It was the only criminal case to arise from a barrage of allegations from more than 60 women who said the former TV star drugged and molested them over a span of five decades. The onslaught all but destroyed his career and his good-guy image as the sweater-wearing Dr. Cliff Huxtable on The Cosby Show.

The business fallout from the verdict was almost immediate: Bounce, a TV network that caters to black viewers, announced it would drop reruns of The Cosby Show.

Cosby's retrial took place against the backdrop of #MeToo, the movement against sexual misconduct that has taken down powerful men in rapid succession, among them Harvey Weinstein, Matt Lauer, Kevin Spacey and Sen. Al Franken, D-Minn.

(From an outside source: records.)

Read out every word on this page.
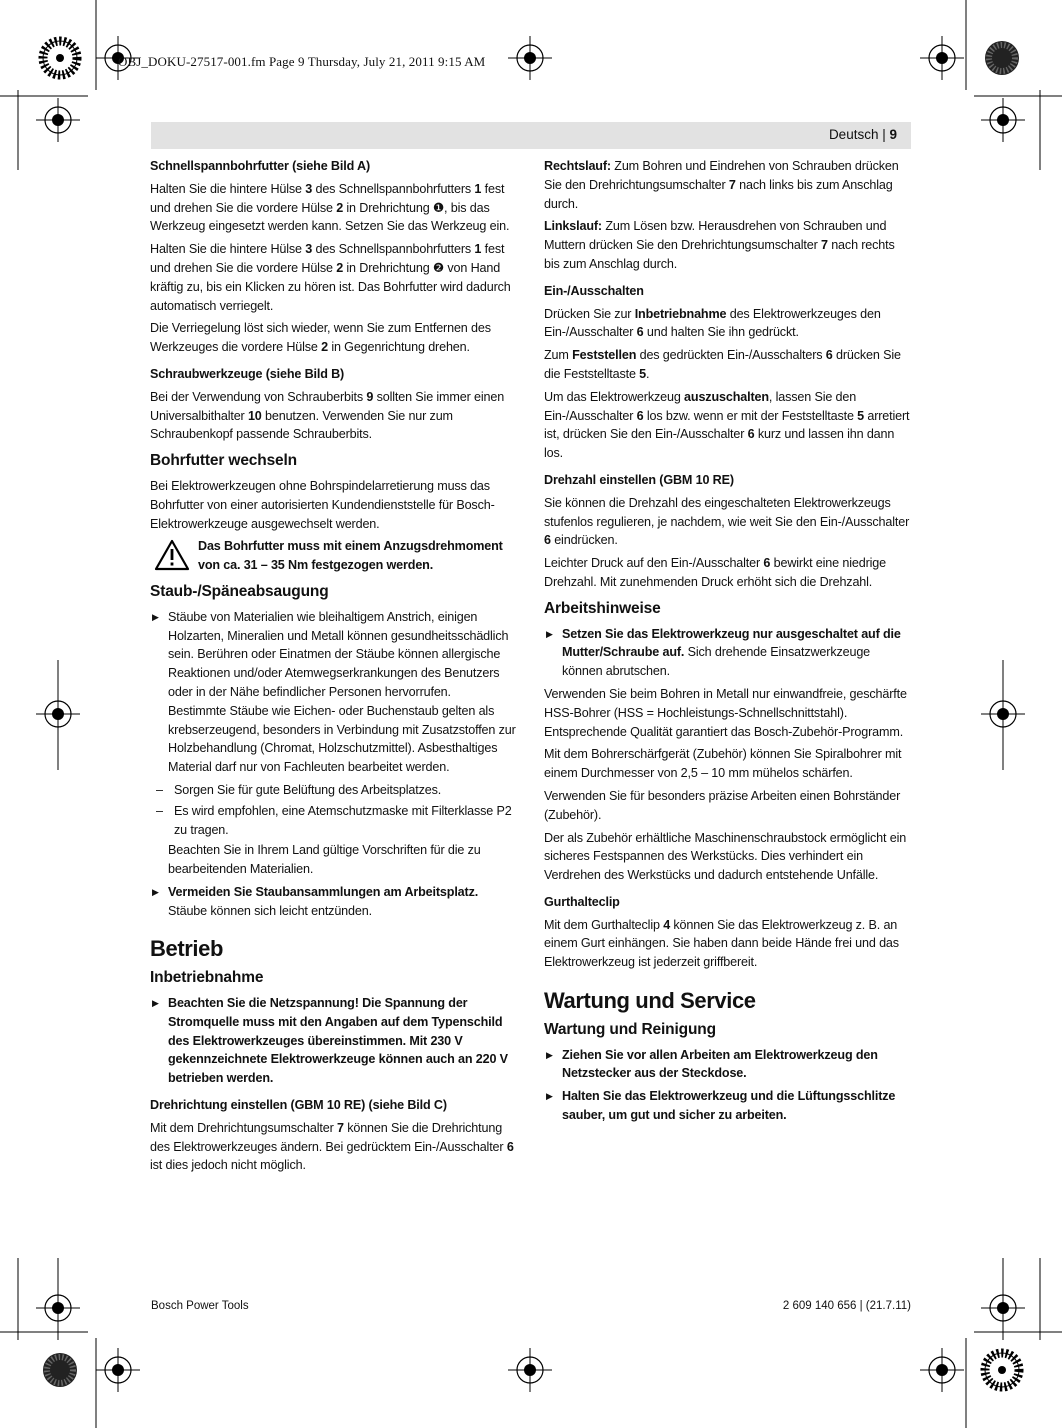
OBJ_DOKU-27517-001.fm Page 9 Thursday, July 21, 2011 9:15 AM
Deutsch | 9
Schnellspannbohrfutter (siehe Bild A)

Halten Sie die hintere Hülse 3 des Schnellspannbohrfutters 1 fest und drehen Sie die vordere Hülse 2 in Drehrichtung ❶, bis das Werkzeug eingesetzt werden kann. Setzen Sie das Werkzeug ein.

Halten Sie die hintere Hülse 3 des Schnellspannbohrfutters 1 fest und drehen Sie die vordere Hülse 2 in Drehrichtung ❷ von Hand kräftig zu, bis ein Klicken zu hören ist. Das Bohrfutter wird dadurch automatisch verriegelt.

Die Verriegelung löst sich wieder, wenn Sie zum Entfernen des Werkzeuges die vordere Hülse 2 in Gegenrichtung drehen.

Schraubwerkzeuge (siehe Bild B)

Bei der Verwendung von Schrauberbits 9 sollten Sie immer einen Universalbithalter 10 benutzen. Verwenden Sie nur zum Schraubenkopf passende Schrauberbits.

Bohrfutter wechseln

Bei Elektrowerkzeugen ohne Bohrspindelarretierung muss das Bohrfutter von einer autorisierten Kundendienststelle für Bosch-Elektrowerkzeuge ausgewechselt werden.

Das Bohrfutter muss mit einem Anzugsdrehmoment von ca. 31 – 35 Nm festgezogen werden.
Staub-/Späneabsaugung
▶ Stäube von Materialien wie bleihaltigem Anstrich, einigen Holzarten, Mineralien und Metall können gesundheitsschädlich sein. Berühren oder Einatmen der Stäube können allergische Reaktionen und/oder Atemwegserkrankungen des Benutzers oder in der Nähe befindlicher Personen hervorrufen.
Bestimmte Stäube wie Eichen- oder Buchenstaub gelten als krebserzeugend, besonders in Verbindung mit Zusatzstoffen zur Holzbehandlung (Chromat, Holzschutzmittel). Asbesthaltiges Material darf nur von Fachleuten bearbeitet werden.
– Sorgen Sie für gute Belüftung des Arbeitsplatzes.
– Es wird empfohlen, eine Atemschutzmaske mit Filterklasse P2 zu tragen.

Beachten Sie in Ihrem Land gültige Vorschriften für die zu bearbeitenden Materialien.

▶ Vermeiden Sie Staubansammlungen am Arbeitsplatz. Stäube können sich leicht entzünden.
Betrieb
Inbetriebnahme
▶ Beachten Sie die Netzspannung! Die Spannung der Stromquelle muss mit den Angaben auf dem Typenschild des Elektrowerkzeuges übereinstimmen. Mit 230 V gekennzeichnete Elektrowerkzeuge können auch an 220 V betrieben werden.
Drehrichtung einstellen (GBM 10 RE) (siehe Bild C)

Mit dem Drehrichtungsumschalter 7 können Sie die Drehrichtung des Elektrowerkzeuges ändern. Bei gedrücktem Ein-/Ausschalter 6 ist dies jedoch nicht möglich.

Rechtslauf: Zum Bohren und Eindrehen von Schrauben drücken Sie den Drehrichtungsumschalter 7 nach links bis zum Anschlag durch.

Linkslauf: Zum Lösen bzw. Herausdrehen von Schrauben und Muttern drücken Sie den Drehrichtungsumschalter 7 nach rechts bis zum Anschlag durch.

Ein-/Ausschalten

Drücken Sie zur Inbetriebnahme des Elektrowerkzeuges den Ein-/Ausschalter 6 und halten Sie ihn gedrückt.

Zum Feststellen des gedrückten Ein-/Ausschalters 6 drücken Sie die Feststelltaste 5.

Um das Elektrowerkzeug auszuschalten, lassen Sie den Ein-/Ausschalter 6 los bzw. wenn er mit der Feststelltaste 5 arretiert ist, drücken Sie den Ein-/Ausschalter 6 kurz und lassen ihn dann los.

Drehzahl einstellen (GBM 10 RE)

Sie können die Drehzahl des eingeschalteten Elektrowerkzeugs stufenlos regulieren, je nachdem, wie weit Sie den Ein-/Ausschalter 6 eindrücken.

Leichter Druck auf den Ein-/Ausschalter 6 bewirkt eine niedrige Drehzahl. Mit zunehmenden Druck erhöht sich die Drehzahl.

Arbeitshinweise
▶ Setzen Sie das Elektrowerkzeug nur ausgeschaltet auf die Mutter/Schraube auf. Sich drehende Einsatzwerkzeuge können abrutschen.

Verwenden Sie beim Bohren in Metall nur einwandfreie, geschärfte HSS-Bohrer (HSS = Hochleistungs-Schnellschnittstahl). Entsprechende Qualität garantiert das Bosch-Zubehör-Programm.

Mit dem Bohrerschärfgerät (Zubehör) können Sie Spiralbohrer mit einem Durchmesser von 2,5 – 10 mm mühelos schärfen.

Verwenden Sie für besonders präzise Arbeiten einen Bohrständer (Zubehör).

Der als Zubehör erhältliche Maschinenschraubstock ermöglicht ein sicheres Festspannen des Werkstücks. Dies verhindert ein Verdrehen des Werkstücks und dadurch entstehende Unfälle.

Gurthalteclip

Mit dem Gurthalteclip 4 können Sie das Elektrowerkzeug z. B. an einem Gurt einhängen. Sie haben dann beide Hände frei und das Elektrowerkzeug ist jederzeit griffbereit.

Wartung und Service
Wartung und Reinigung
▶ Ziehen Sie vor allen Arbeiten am Elektrowerkzeug den Netzstecker aus der Steckdose.
▶ Halten Sie das Elektrowerkzeug und die Lüftungsschlitze sauber, um gut und sicher zu arbeiten.
Bosch Power Tools	2 609 140 656 | (21.7.11)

During closing arguments, Cosby's lawyers slammed #MeToo, calling Cosby its victim and likening it to a witch hunt or a lynching.

Cosby's new defense team, led by Mesereau, the celebrity attorney who won an acquittal for Michael Jackson on child-molestation charges, launched a highly aggressive attack on Constand, calling her a "con artist" and "pathological liar" who framed Cosby to get rich.

Constand sued Cosby after prosecutors initially declined to file charges, settling with him for nearly $3.4 million over a decade ago.

The star witness for the defense was Marguerite Jackson, a Temple employee who testified that Constand once spoke of setting up a prominent person and suing.

But Cosby himself had long ago confirmed sordid revelations about drugs and extramarital sex.

The entertainer broke racial barriers as the first black actor to star in a network show, I Spy, in the 1960s. He created the top-ranked Cosby Show two decades later.